Ouvindo as histórias PEDRINHO adormeceu protegido por seu amigo, que mesmo desconhecido demonstrava ser melhor do que seu próprio pai e, feliz sonhou com os vários encantos que encontrou nesta liberdade, quando podia passar a mão nos elefantes, zebras, macacos e girafas rodeadas de pássaros.

No dia seguinte foi despertado por diversas aves, enquanto o desconhecido, como fiel amigo preparava um delicioso chá de erva doce e, confiante da tranqüilidade reinante ele pode admirar todo encanto daquele lugar.
Depois que voluntários e família o procuraram por todo dia e noite na floresta sem encontrá-lo, pela manhã mais uma vez em sua casa eram preparadas novas buscas. Desta vez na companhia da Guarda florestal.
Imaginando que voltariam para procurá-lo, pela manhã o conhecedor das matas o levou ao riacho para, junto dos peixes nadarem e se lavar. Poucos minutos depois já estava ele se despedindo do novo amigo e, a seguir dar prosseguimento na caminhada vespertina com destino ignorado.
Auxiliados pelos guardas florestais, depois de muito caminharem seu pai e voluntários, divididos em grupos encontraram com o senhor da selva, ainda na beira do riacho, enquanto o outro grupo passava de canoa, atentos a margem do rio.
Perguntado sobre o menino logo foi respondido que não o viu, desconversando sobre o acontecido fez gesto de doente mental para despistá-los, enquanto PEDRINHO se afastava rapidamente e nas proximidades da rodovia, que o levaria para bem longe pediu carona a um carroceiro e chegou à sonhada rodovia principal, já não avistando mais a floresta fechada.
Depois de horas viajando chegou finalmente a cidade mais próxima e nesta, de médio desenvolvimento procurou fazer amizades para trabalhar em qualquer coisa. Assim, usando de sua inteligência e esforço incomparável conseguiu estudar e, se tornar alguém reconhecido no futuro por esta sociedade exigente.
Com o passar do tempo seus familiares e voluntários perderam as esperanças de encontrá-lo, mas sua mãe e irmã tinham certeza de que ele, um dia daria noticias e todos tomariam conhecimento das proezas daquele menino travesso e ao mesmo tempo de ouro.

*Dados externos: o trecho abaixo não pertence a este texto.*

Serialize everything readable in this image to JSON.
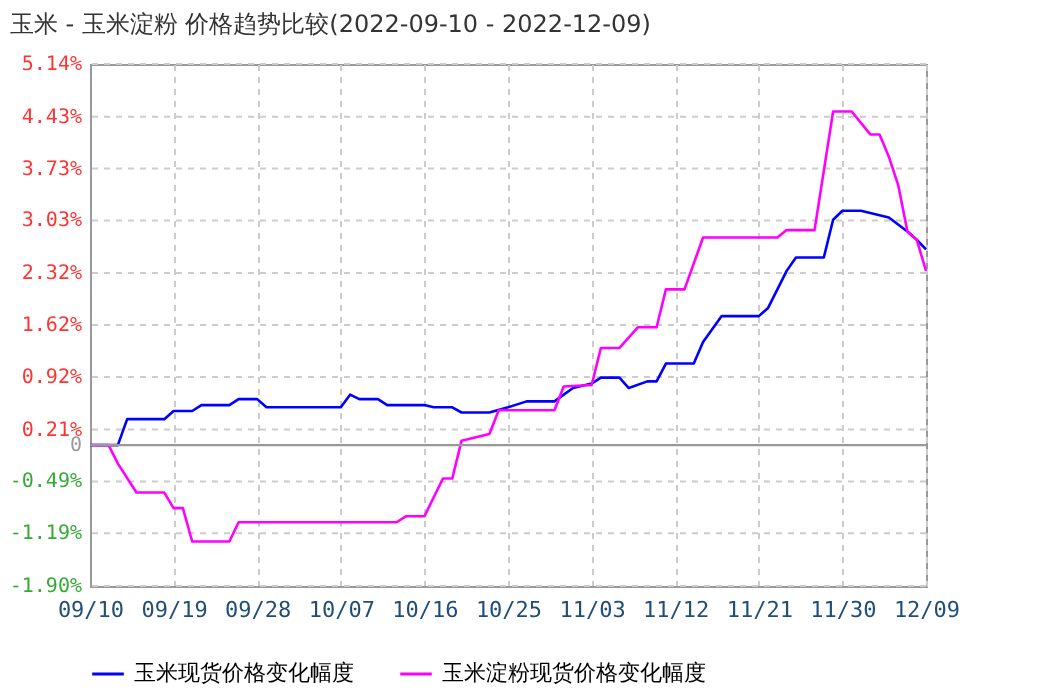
{
  "chart_data": {
    "type": "line",
    "title": "玉米 - 玉米淀粉 价格趋势比较(2022-09-10 - 2022-12-09)",
    "x": [
      "2022-09-10",
      "2022-09-13",
      "2022-09-14",
      "2022-09-18",
      "2022-09-19",
      "2022-09-21",
      "2022-09-22",
      "2022-09-25",
      "2022-09-26",
      "2022-09-28",
      "2022-09-29",
      "2022-10-07",
      "2022-10-08",
      "2022-10-09",
      "2022-10-11",
      "2022-10-12",
      "2022-10-16",
      "2022-10-17",
      "2022-10-19",
      "2022-10-20",
      "2022-10-23",
      "2022-10-25",
      "2022-10-27",
      "2022-10-30",
      "2022-11-01",
      "2022-11-03",
      "2022-11-04",
      "2022-11-06",
      "2022-11-07",
      "2022-11-09",
      "2022-11-10",
      "2022-11-11",
      "2022-11-14",
      "2022-11-15",
      "2022-11-17",
      "2022-11-21",
      "2022-11-22",
      "2022-11-24",
      "2022-11-25",
      "2022-11-28",
      "2022-11-29",
      "2022-11-30",
      "2022-12-02",
      "2022-12-05",
      "2022-12-07",
      "2022-12-08",
      "2022-12-09"
    ],
    "series": [
      {
        "name": "玉米现货价格变化幅度",
        "color": "#0000ff",
        "values": [
          0,
          0,
          0.35,
          0.35,
          0.46,
          0.46,
          0.54,
          0.54,
          0.62,
          0.62,
          0.51,
          0.51,
          0.68,
          0.62,
          0.62,
          0.54,
          0.54,
          0.51,
          0.51,
          0.44,
          0.44,
          0.51,
          0.59,
          0.59,
          0.77,
          0.83,
          0.91,
          0.91,
          0.77,
          0.86,
          0.86,
          1.1,
          1.1,
          1.39,
          1.74,
          1.74,
          1.85,
          2.35,
          2.53,
          2.53,
          3.04,
          3.16,
          3.16,
          3.07,
          2.88,
          2.77,
          2.64
        ]
      },
      {
        "name": "玉米淀粉现货价格变化幅度",
        "color": "#ff00ff",
        "x": [
          "2022-09-10",
          "2022-09-12",
          "2022-09-13",
          "2022-09-15",
          "2022-09-18",
          "2022-09-19",
          "2022-09-20",
          "2022-09-21",
          "2022-09-25",
          "2022-09-26",
          "2022-10-13",
          "2022-10-14",
          "2022-10-16",
          "2022-10-18",
          "2022-10-19",
          "2022-10-20",
          "2022-10-23",
          "2022-10-24",
          "2022-10-30",
          "2022-10-31",
          "2022-11-03",
          "2022-11-04",
          "2022-11-06",
          "2022-11-08",
          "2022-11-10",
          "2022-11-11",
          "2022-11-13",
          "2022-11-15",
          "2022-11-23",
          "2022-11-24",
          "2022-11-27",
          "2022-11-29",
          "2022-12-01",
          "2022-12-03",
          "2022-12-04",
          "2022-12-05",
          "2022-12-06",
          "2022-12-07",
          "2022-12-08",
          "2022-12-09"
        ],
        "values": [
          0,
          0,
          -0.25,
          -0.64,
          -0.64,
          -0.85,
          -0.85,
          -1.3,
          -1.3,
          -1.04,
          -1.04,
          -0.96,
          -0.96,
          -0.45,
          -0.45,
          0.06,
          0.15,
          0.47,
          0.47,
          0.79,
          0.81,
          1.31,
          1.31,
          1.59,
          1.59,
          2.1,
          2.1,
          2.8,
          2.8,
          2.9,
          2.9,
          4.5,
          4.5,
          4.19,
          4.19,
          3.89,
          3.51,
          2.88,
          2.77,
          2.35
        ]
      }
    ],
    "xlim": [
      "2022-09-10",
      "2022-12-09"
    ],
    "xticks": [
      {
        "value": "2022-09-10",
        "label": "09/10"
      },
      {
        "value": "2022-09-19",
        "label": "09/19"
      },
      {
        "value": "2022-09-28",
        "label": "09/28"
      },
      {
        "value": "2022-10-07",
        "label": "10/07"
      },
      {
        "value": "2022-10-16",
        "label": "10/16"
      },
      {
        "value": "2022-10-25",
        "label": "10/25"
      },
      {
        "value": "2022-11-03",
        "label": "11/03"
      },
      {
        "value": "2022-11-12",
        "label": "11/12"
      },
      {
        "value": "2022-11-21",
        "label": "11/21"
      },
      {
        "value": "2022-11-30",
        "label": "11/30"
      },
      {
        "value": "2022-12-09",
        "label": "12/09"
      }
    ],
    "ylim": [
      -1.9,
      5.14
    ],
    "yticks": [
      {
        "value": -1.9,
        "label": "-1.90%"
      },
      {
        "value": -1.19,
        "label": "-1.19%"
      },
      {
        "value": -0.49,
        "label": "-0.49%"
      },
      0,
      {
        "value": 0.21,
        "label": "0.21%"
      },
      {
        "value": 0.92,
        "label": "0.92%"
      },
      {
        "value": 1.62,
        "label": "1.62%"
      },
      {
        "value": 2.32,
        "label": "2.32%"
      },
      {
        "value": 3.03,
        "label": "3.03%"
      },
      {
        "value": 3.73,
        "label": "3.73%"
      },
      {
        "value": 4.43,
        "label": "4.43%"
      },
      {
        "value": 5.14,
        "label": "5.14%"
      }
    ],
    "ref_lines": [
      {
        "axis": "y",
        "value": 0,
        "color": "#999999"
      }
    ],
    "grid": true,
    "legend": "bottom",
    "marker": "none",
    "line_style": "solid"
  }
}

O tempo passou rápido demais e, como um raio de luz PEDRINHO terminou os estudos e se formou em Direito, como advogado concorreu a vagas no Serviço Público Federal. Bem classificado, logo foi aprovado e convocado para trabalhar em Brasília.

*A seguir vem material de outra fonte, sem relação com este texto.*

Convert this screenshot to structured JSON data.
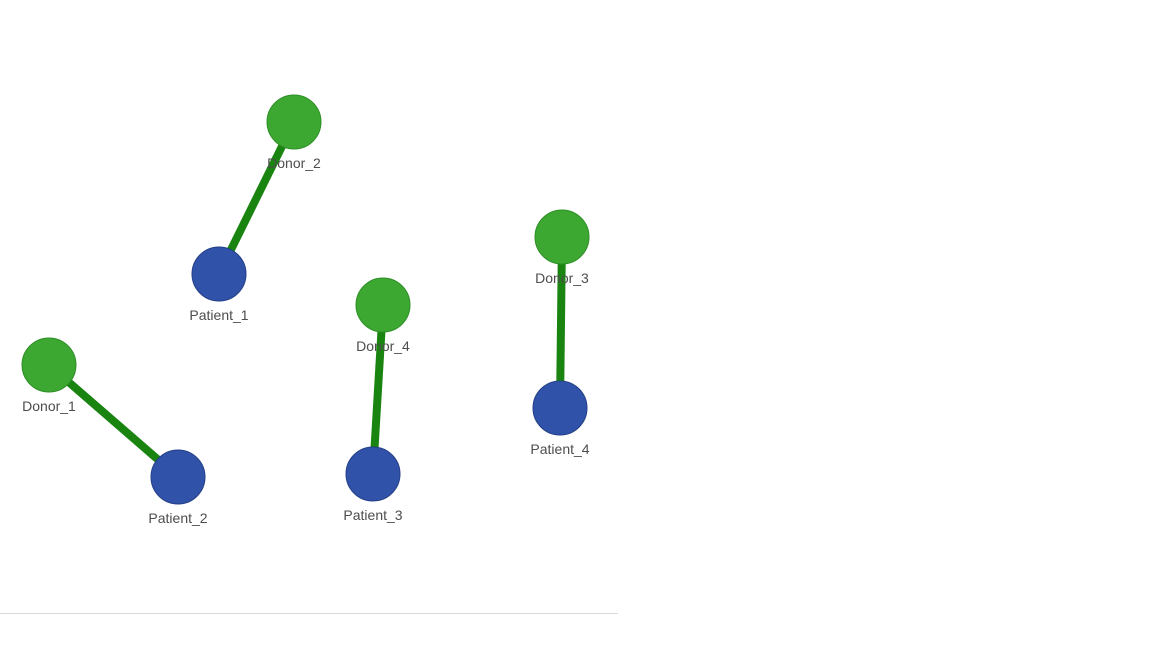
{
  "graph": {
    "colors": {
      "donor_fill": "#3ca832",
      "donor_stroke": "#2e8f26",
      "patient_fill": "#3052a8",
      "patient_stroke": "#243f86",
      "edge": "#1a8410"
    },
    "nodes": [
      {
        "id": "donor_2",
        "label": "Donor_2",
        "type": "donor"
      },
      {
        "id": "patient_1",
        "label": "Patient_1",
        "type": "patient"
      },
      {
        "id": "donor_3",
        "label": "Donor_3",
        "type": "donor"
      },
      {
        "id": "donor_4",
        "label": "Donor_4",
        "type": "donor"
      },
      {
        "id": "donor_1",
        "label": "Donor_1",
        "type": "donor"
      },
      {
        "id": "patient_4",
        "label": "Patient_4",
        "type": "patient"
      },
      {
        "id": "patient_2",
        "label": "Patient_2",
        "type": "patient"
      },
      {
        "id": "patient_3",
        "label": "Patient_3",
        "type": "patient"
      }
    ],
    "edges": [
      {
        "source": "donor_2",
        "target": "patient_1"
      },
      {
        "source": "donor_1",
        "target": "patient_2"
      },
      {
        "source": "donor_4",
        "target": "patient_3"
      },
      {
        "source": "donor_3",
        "target": "patient_4"
      }
    ]
  }
}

Depois de 06 meses decidiu voltar ao lugarejo de sua terra natal para rever a família e contar sua vitória com volta por cima, avisando que por amar demais nunca os esquecera e ao encontrá-los teve uma decepção muito forte. A pequena casa estava em ruínas e seus pais doentes, sem forças para cuidar da terra e assistidos somente pela bela irmã ROSA que, quando o viu quase não reconheceu e mesmo assim sorriu de felicidade, partindo para o abraço fraternal.
A partir desse momento tudo foi alegria, compartilhada até pelos vizinhos que logo se apresentaram e não pouparam lágrimas pelo sofrimento passado.
A partir do momento ele passou a ser o Dr. PEDRO e lembrado como o moleque travesso, que restaurou a alegria do lugar. Agora homem vencedor deixou que os moradores lhes pedissem o que quisessem, e assim, sendo foi solicitado um acesso mais rápido para o desenvolvimento entre a cidade e o local, com pavimentação e transporte, saúde e escolas para a população.
Imediatamente tudo foi anotado em um pequeno bloco e posteriormente levado para o centro do poder em Brasília, a fim de conseguir verbas com o governo federal. Não demorou muito e, meses depois os moradores se assustaram com o movimento barulhento de máquinas abrindo caminho pelo mato. Com ele na frente, pedindo passagem para entrar e deste dia em diante todos evoluíram no local, sem precisar se imigrar para os afastados centros.
Desde então, todos idosos tiveram tratamentos de saúde adequada nas proximidades de casa e se orgulharam do filho peralta, que tanto trabalho dava aos pais.